The search for meaning. Investing is not just about the returns. Clients are interested in how their money makes an impact. You don’t have to be a mindfulness pioneer to see that environmental, social and governance investing is the only truly interesting development in active management in decades. Don’t fight it.

Clients’ best interest. Consumer protection—i.e., regulation—is here to stay. Can we any longer deny that what clients want is a fiduciary standard of care (or an otherwise common-sense standard of suitability)? Can we rid the industry of bad actors, confusing policies and overpricing? Also, we’re confusing clients when they need things to be easier. Can we revive the concept of a “simple” prospectus, the type we once used to demystify mutual funds and a simpler generation of retirement products? If we don’t, we lose trust and credibility. And that feeling bleeds over to employees.

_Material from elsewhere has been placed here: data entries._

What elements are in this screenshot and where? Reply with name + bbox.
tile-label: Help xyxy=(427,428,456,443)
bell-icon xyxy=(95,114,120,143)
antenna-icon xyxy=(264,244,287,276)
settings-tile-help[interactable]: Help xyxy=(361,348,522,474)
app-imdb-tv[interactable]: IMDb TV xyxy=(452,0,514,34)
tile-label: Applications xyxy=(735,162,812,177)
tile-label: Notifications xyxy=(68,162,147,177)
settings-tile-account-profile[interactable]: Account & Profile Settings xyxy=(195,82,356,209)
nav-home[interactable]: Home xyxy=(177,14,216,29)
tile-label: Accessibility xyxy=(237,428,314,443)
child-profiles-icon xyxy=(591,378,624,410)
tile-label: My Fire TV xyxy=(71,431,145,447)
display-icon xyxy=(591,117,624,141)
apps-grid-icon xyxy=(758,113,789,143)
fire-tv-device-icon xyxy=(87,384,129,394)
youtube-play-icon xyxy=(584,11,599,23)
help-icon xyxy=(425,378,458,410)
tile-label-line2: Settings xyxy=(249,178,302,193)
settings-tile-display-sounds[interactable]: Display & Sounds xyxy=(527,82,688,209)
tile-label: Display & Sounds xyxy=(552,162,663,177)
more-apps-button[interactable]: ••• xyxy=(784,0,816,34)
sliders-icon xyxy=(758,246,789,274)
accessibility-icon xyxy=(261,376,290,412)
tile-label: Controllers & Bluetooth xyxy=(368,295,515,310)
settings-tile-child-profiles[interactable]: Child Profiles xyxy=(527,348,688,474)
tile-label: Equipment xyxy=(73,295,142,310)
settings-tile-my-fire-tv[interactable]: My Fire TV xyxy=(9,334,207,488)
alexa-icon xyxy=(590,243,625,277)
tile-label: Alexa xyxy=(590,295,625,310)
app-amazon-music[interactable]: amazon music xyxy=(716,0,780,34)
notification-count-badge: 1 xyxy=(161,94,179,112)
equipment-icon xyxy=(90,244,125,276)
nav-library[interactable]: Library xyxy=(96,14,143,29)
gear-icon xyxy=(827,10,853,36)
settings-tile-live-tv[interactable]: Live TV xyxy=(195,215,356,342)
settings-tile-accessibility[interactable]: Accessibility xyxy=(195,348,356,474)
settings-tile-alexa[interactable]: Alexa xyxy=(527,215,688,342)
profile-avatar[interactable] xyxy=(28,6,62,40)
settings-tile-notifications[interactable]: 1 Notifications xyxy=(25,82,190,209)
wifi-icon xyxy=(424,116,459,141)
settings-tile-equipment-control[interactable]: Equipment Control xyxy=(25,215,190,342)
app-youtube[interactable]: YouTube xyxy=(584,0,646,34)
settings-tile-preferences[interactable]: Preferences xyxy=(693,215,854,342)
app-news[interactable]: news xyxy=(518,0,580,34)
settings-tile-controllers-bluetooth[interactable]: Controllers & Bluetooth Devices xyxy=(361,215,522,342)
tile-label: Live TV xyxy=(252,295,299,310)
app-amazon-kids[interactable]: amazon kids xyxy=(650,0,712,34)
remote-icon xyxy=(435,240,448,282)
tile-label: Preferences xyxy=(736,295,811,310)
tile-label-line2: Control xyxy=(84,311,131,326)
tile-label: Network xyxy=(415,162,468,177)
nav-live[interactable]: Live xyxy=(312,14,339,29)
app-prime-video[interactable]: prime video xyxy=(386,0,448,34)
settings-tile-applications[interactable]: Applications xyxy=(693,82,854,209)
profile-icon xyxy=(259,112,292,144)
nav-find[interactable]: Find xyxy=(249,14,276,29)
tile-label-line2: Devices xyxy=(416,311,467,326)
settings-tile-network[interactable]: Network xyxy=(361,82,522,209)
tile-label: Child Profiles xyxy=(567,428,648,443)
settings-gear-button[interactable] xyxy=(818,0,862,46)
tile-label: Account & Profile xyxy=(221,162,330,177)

Peace of mind. Two Next Chapter sponsors, the Alliance for Lifetime Income and Allianz, have done surveys and found that nine out of 10 retiring consumers say they would like to discuss guaranteed income. Seventy-one percent are concerned about healthcare costs, 67% are worried about the rising cost of living, and 66% fear a declining market. This much uncertainty creates an incredible opportunity for organizations and advisors willing to have the conversations—and it spells doom for the unengaged. The first stage of industry disruption is someone’s inability to answer very basic questions and alleviate understandable concerns. For all of its brainpower, the financial advice industry is a sitting duck, vulnerable to interlopers who will be able to give consumers what they want with a new level of simplicity. Do you think massive organizations reading real time consumer data will ignore this opportunity? Thank goodness for the current distractions of space travel and driverless cars—and buckle up.